A temperature-sensitive mutant of Sacchromyces cerevisiae defective in the specific phosphatase of trehalose biosynthesis
Authors:Peter W Piper  Alan Lockheart
Institution:Department of Biochemistry, University College London, London, U.K.
Abstract:Abstract A temperature-sensitive mutant of Saccharomyces cerevisiae has been isolated which accumulates a large pool of trehalose-6-phosphate when shifted to temperatures above 34°C nonpermissive for growth. This indicates that its defect is in the second enzyme of trehalose biosynthesis, the hydrolase that converts trehalose-6-phosphate to trehalose. Trehalose is made continouosly when yeast is growing on high glucose or when it is starved for a nitrogen source, and accumulates as cells enter the stationary phase.
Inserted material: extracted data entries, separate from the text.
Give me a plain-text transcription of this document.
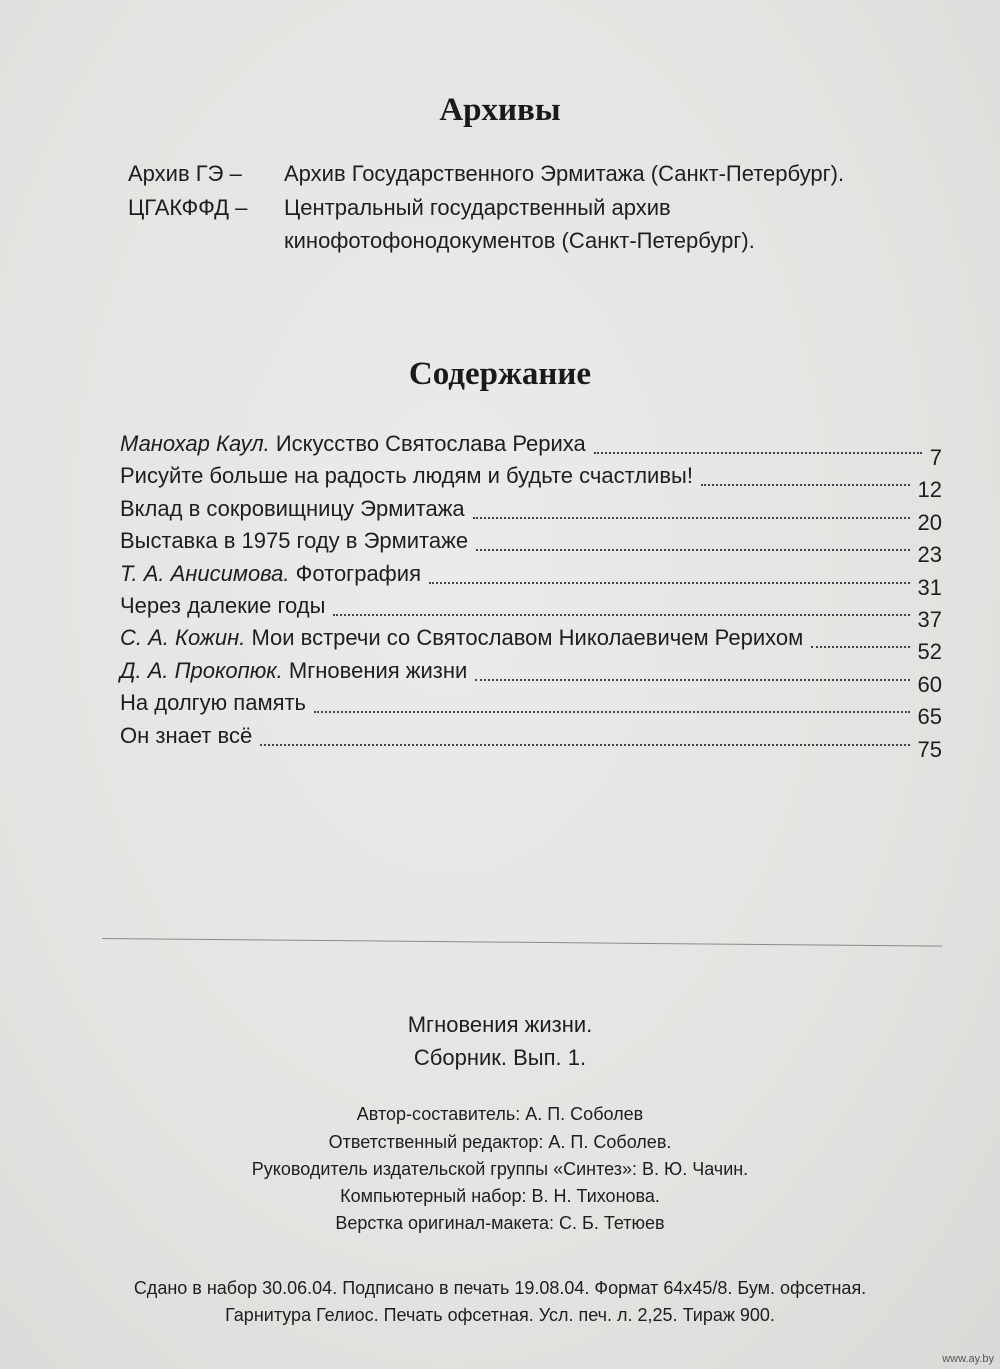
Архивы
Архив ГЭ – Архив Государственного Эрмитажа (Санкт-Петербург).
ЦГАКФФД – Центральный государственный архив
кинофотофонодокументов (Санкт-Петербург).
Содержание
Манохар Каул. Искусство Святослава Рериха
7
Рисуйте больше на радость людям и будьте счастливы!
12
Вклад в сокровищницу Эрмитажа
20
Выставка в 1975 году в Эрмитаже
23
Т. А. Анисимова. Фотография
31
Через далекие годы
37
С. А. Кожин. Мои встречи со Святославом Николаевичем Рерихом
52
Д. А. Прокопюк. Мгновения жизни
60
На долгую память
65
Он знает всё
75
Мгновения жизни.
Сборник. Вып. 1.
Автор-составитель: А. П. Соболев
Ответственный редактор: А. П. Соболев.
Руководитель издательской группы «Синтез»: В. Ю. Чачин.
Компьютерный набор: В. Н. Тихонова.
Верстка оригинал-макета: С. Б. Тетюев
Сдано в набор 30.06.04. Подписано в печать 19.08.04. Формат 64х45/8. Бум. офсетная.
Гарнитура Гелиос. Печать офсетная. Усл. печ. л. 2,25. Тираж 900.
www.ay.by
Revertants of the mutant able to grow at 37°C arise spontaneously and no longer accumulate trehalose-6-phosphate at this temperature. Also the kinetics of trehalose-6-phosphate accumulation in the mutant following a 25–37°C shift resemble the kinetics of inhibition of RNA and protein synthesis. It is probable therefore that accumulation of high levels of this metabolic intermediate is inhibitory to growth.